Как ни странно, самый лучший портрет друга, какой доводилось видеть Рутилию Руфу, представлял собой всего лишь набросок черными штрихами на внешней стене его, Рутилия Руфа, дома. Скупые линии: прихотливая кривая, отлично передающая толщину нижней губы, сияние глаз — как только черный цвет умудряется передать это сияние? — и, естественно, по дюжине мазков на каждую бровь. Как бы то ни было, это был именно Гай Марий во плоти и крови: его горделивость, его ум, его неукротимость, весь его уникальный характер. Только как описать это ни с чем не сравнимое искусство? Vultum in peius fingere — лицо, изображенное со злобой… Однако в своей карикатурности чрезвычайно правдивое. Увы, прежде чем Рутилий Руф сообразил, как снять кусок штукатурки, не дав ему рассыпаться на тысячу кусочков, прошел ливень — и самого похожего на оригинал портрета Гая Мария не стало.

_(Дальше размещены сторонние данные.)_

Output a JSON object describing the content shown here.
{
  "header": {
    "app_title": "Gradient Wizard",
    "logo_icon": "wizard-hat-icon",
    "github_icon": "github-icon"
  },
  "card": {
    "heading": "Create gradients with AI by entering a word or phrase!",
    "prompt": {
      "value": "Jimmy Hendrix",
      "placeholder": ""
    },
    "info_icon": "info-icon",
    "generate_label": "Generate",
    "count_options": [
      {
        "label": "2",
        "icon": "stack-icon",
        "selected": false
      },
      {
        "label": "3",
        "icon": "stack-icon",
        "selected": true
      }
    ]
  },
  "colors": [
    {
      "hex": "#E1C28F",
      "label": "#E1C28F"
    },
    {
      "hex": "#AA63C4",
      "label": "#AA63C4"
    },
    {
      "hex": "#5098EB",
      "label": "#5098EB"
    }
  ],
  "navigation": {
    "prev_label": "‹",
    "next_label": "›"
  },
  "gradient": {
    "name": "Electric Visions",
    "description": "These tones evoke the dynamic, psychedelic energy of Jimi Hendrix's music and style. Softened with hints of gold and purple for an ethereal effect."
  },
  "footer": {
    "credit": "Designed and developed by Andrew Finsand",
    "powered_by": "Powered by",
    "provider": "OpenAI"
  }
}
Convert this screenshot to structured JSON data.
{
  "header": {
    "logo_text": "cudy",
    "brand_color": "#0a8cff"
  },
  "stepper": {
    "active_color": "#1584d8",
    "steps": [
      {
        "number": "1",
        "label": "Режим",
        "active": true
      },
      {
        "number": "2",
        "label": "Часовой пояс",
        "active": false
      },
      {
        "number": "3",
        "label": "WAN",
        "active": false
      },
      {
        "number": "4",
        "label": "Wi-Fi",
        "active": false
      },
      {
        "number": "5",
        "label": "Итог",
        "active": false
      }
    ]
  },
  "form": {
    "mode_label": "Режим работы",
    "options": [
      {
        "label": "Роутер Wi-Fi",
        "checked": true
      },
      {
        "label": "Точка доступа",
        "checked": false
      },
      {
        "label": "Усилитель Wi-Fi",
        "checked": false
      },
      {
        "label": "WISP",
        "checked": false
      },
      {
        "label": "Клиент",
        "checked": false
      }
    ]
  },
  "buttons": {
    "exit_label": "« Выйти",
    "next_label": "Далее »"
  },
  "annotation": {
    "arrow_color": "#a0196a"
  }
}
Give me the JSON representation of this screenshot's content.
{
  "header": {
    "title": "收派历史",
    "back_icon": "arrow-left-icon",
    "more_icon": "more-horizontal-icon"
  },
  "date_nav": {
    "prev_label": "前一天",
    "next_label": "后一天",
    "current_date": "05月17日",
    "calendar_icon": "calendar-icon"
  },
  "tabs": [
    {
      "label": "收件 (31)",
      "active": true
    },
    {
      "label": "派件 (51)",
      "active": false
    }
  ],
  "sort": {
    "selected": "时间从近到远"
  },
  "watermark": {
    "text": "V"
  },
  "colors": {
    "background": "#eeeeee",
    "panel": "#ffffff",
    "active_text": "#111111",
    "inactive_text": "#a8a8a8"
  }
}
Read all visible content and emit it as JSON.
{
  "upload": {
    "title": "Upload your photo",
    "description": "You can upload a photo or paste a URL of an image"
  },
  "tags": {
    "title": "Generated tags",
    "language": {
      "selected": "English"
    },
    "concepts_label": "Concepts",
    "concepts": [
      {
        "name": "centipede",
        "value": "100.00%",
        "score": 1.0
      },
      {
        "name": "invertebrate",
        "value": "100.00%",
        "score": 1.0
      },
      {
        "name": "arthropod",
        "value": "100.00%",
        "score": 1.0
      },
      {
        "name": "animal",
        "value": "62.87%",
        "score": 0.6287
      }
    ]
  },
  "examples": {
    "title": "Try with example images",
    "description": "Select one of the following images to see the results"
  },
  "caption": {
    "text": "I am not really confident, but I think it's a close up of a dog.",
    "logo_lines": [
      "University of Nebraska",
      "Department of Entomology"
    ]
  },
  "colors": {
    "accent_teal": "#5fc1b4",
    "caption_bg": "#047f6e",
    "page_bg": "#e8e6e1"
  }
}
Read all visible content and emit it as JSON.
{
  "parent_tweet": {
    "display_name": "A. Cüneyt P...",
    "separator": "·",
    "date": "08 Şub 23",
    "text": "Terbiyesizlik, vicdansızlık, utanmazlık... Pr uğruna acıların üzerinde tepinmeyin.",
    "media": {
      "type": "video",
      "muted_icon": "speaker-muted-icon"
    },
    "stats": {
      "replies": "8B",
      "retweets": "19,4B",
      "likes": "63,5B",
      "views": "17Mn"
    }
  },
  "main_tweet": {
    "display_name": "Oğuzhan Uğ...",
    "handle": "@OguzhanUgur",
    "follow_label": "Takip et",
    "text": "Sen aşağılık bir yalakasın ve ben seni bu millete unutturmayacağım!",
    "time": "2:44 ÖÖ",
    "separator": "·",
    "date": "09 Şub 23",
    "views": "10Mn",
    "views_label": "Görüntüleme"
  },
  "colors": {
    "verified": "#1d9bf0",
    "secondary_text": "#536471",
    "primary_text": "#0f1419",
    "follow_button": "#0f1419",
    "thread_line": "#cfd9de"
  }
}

Напротив, с Луцием Корнелием Суллой никогда не произошло бы ничего подобного, как бы ни старались живописцы из подворотни. Если бы не цвет лица, Сулла мало чем отличался бы от тысяч красавцев. Правильные черты истинного римлянина, о чем Гаю Марию не приходилось и мечтать. Однако в красках этот человек был воистину несравненным. В сорок два года у него совершенно не поредели волосы — и что это были за волосы! Рыжие? Золотистые? Густая, вьющаяся шевелюра — разве что длинновата. Глаза — голубой высокогорный лед, окруженный синевой набухшей грозой тучи. Сегодня его узкие, прихотливые брови, как и длинные, густые ресницы, имели добротный каштановый цвет. Однако Публию Рутилию Руфу доводилось лицезреть Суллу неподготовленным к приему посторонних, поэтому он знал, что тот их подкрасил стибиумом: на самом деле брови и ресницы Суллы были настолько светлы, что казались незаметными. А кожа его была мертвенно-бледной, словно напрочь лишенной пигмента.